Association of Defective Regulation of Autoreactive Interleukin‐6–Producing Transitional B Lymphocytes With Disease in Patients With Systemic Sclerosis

Objective Systemic sclerosis ( SS c) has the highest case‐specific mortality of any rheumatic disease, and no effective therapy is available. A clear manifestation of SS c is the presence of autoantibodies. However, the origin of autoantibody‐producing B lymphocytes, their mechanisms of activation and autoantibody production, and their role remain unclear. This study was undertaken to identify mechanisms that contribute to pathogenic B cell generation and involvement in SS c and to assess the altered distribution and function of B cells in SS c patients.
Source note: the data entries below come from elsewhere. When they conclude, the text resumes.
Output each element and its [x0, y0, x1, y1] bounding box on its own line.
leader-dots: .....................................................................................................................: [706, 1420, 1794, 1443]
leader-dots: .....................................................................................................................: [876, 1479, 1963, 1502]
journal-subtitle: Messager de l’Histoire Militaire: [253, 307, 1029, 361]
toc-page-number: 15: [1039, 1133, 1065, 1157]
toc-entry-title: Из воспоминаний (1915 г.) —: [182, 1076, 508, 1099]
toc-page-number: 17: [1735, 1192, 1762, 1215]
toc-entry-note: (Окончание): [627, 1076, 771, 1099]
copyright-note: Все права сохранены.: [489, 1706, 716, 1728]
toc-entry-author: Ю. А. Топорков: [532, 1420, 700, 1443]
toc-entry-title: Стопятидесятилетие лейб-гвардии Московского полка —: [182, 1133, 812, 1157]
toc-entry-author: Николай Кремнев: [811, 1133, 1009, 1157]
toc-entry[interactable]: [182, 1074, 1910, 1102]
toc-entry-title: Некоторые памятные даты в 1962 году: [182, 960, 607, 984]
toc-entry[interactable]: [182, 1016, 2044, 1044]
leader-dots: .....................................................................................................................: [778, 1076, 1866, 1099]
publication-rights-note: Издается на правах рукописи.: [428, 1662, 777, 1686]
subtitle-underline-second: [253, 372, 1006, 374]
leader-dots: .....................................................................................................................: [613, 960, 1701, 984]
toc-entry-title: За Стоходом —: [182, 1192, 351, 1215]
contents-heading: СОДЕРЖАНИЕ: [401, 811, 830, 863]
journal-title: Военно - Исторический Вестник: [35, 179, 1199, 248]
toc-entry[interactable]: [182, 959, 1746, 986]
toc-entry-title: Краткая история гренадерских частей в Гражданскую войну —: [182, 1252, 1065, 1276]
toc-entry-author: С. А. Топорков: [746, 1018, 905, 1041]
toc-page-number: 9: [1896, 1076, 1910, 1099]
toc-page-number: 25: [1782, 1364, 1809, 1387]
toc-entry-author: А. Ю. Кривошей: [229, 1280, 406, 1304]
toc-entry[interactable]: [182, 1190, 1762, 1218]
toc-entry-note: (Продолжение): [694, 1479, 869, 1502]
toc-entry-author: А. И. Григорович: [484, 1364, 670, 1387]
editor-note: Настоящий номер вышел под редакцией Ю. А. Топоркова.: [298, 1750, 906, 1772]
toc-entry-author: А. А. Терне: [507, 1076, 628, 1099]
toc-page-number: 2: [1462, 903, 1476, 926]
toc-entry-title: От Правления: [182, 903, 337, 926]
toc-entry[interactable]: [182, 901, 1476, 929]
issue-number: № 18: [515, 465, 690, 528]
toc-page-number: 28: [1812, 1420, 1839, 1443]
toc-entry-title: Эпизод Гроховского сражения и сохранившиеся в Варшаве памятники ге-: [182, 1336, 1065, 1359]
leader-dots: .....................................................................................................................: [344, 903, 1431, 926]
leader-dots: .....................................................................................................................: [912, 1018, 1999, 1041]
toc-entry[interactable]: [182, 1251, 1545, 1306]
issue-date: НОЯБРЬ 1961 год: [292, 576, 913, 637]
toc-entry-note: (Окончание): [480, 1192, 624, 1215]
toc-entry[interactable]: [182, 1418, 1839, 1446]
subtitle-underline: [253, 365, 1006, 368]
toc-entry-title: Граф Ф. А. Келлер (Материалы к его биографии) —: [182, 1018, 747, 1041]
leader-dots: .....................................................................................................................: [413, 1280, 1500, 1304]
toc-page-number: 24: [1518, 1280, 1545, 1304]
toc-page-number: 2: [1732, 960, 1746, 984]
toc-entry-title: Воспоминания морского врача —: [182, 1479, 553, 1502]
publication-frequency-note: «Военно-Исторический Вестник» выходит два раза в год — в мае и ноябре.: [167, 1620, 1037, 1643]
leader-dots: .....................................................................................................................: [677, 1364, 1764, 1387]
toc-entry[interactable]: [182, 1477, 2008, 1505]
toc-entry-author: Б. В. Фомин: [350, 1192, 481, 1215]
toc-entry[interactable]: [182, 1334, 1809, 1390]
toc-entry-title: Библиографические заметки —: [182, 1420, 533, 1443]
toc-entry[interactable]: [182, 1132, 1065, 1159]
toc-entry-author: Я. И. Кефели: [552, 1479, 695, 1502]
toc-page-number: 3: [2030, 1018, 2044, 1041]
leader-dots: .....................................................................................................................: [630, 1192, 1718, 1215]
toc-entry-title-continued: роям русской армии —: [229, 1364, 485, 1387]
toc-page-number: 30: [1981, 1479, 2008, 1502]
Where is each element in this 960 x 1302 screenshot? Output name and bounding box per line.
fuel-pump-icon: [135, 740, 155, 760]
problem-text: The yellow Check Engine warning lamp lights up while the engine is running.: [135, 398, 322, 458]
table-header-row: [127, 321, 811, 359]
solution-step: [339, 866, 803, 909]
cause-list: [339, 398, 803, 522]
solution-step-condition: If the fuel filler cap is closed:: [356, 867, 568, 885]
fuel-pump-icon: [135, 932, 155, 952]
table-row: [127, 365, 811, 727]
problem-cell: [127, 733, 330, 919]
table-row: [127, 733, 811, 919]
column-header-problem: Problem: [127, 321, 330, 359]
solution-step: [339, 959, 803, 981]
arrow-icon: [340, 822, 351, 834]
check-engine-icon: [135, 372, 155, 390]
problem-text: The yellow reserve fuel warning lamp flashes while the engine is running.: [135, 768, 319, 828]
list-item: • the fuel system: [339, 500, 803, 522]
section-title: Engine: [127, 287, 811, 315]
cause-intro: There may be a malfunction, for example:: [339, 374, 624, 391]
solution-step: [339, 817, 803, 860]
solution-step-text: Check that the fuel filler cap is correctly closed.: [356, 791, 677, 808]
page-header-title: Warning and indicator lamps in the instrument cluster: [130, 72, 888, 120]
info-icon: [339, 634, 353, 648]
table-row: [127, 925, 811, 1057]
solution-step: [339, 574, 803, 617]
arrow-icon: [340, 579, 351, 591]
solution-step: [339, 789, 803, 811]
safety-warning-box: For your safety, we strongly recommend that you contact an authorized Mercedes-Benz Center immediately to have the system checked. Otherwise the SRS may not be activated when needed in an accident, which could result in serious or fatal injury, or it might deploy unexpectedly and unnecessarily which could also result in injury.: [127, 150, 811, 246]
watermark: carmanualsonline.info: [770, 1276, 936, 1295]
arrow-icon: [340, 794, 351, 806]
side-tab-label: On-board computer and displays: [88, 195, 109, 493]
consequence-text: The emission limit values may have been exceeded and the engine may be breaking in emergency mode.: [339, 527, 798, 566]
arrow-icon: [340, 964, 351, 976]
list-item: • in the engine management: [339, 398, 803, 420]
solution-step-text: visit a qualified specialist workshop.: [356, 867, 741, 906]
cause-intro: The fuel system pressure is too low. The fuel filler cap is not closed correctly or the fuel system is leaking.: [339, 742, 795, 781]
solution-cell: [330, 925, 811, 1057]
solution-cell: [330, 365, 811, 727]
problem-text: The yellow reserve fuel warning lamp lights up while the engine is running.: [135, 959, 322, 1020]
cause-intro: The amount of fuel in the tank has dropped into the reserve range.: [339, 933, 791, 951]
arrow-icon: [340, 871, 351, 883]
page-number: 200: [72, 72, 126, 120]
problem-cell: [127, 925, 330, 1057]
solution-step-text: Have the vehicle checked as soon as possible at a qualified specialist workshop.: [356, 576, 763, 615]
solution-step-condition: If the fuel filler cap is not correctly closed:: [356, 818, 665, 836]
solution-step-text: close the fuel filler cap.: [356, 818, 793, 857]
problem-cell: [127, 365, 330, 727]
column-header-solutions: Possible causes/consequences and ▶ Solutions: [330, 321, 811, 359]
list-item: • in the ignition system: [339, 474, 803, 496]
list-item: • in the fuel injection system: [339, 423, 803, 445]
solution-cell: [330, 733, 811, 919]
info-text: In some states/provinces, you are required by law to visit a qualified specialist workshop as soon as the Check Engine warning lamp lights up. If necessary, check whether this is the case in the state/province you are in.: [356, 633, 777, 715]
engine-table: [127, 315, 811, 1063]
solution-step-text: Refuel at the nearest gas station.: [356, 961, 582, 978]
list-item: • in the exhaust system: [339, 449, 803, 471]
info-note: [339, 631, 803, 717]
Methods Multicolor flow cytometry was performed to determine B cell subset distribution, cytokine production, and tolerance induction in SS c patients and healthy controls. Cytokine production following stimulation of the cells ex vivo was determined by multiplex assay. Results A range of defects in B lymphocyte tolerance and cytokine production in SS c were noted. There was evidence of altered distribution of transitional B cell subsets, increased production of interleukin‐6 ( IL ‐6) and IL ‐8, and defective tolerance induction in SS c B cells. In addition, B cells from SS c patients had a reduced ability to produce IL ‐10 when stimulated through innate immune pathways. In contrast to healthy individuals, tolerance checkpoints in SS c patients failed to suppress the emergence of B cells that produce autoantibodies with specificity to the Scl‐70 antigen, which is strongly associated with SS c. These defects were paralleled by altered intracellular signaling and apoptosis following B cell receptor engagement. Conclusion Our findings provide new insights into mechanisms underlying defective B lymphocyte responses in patients with SS c and their contribution to disease.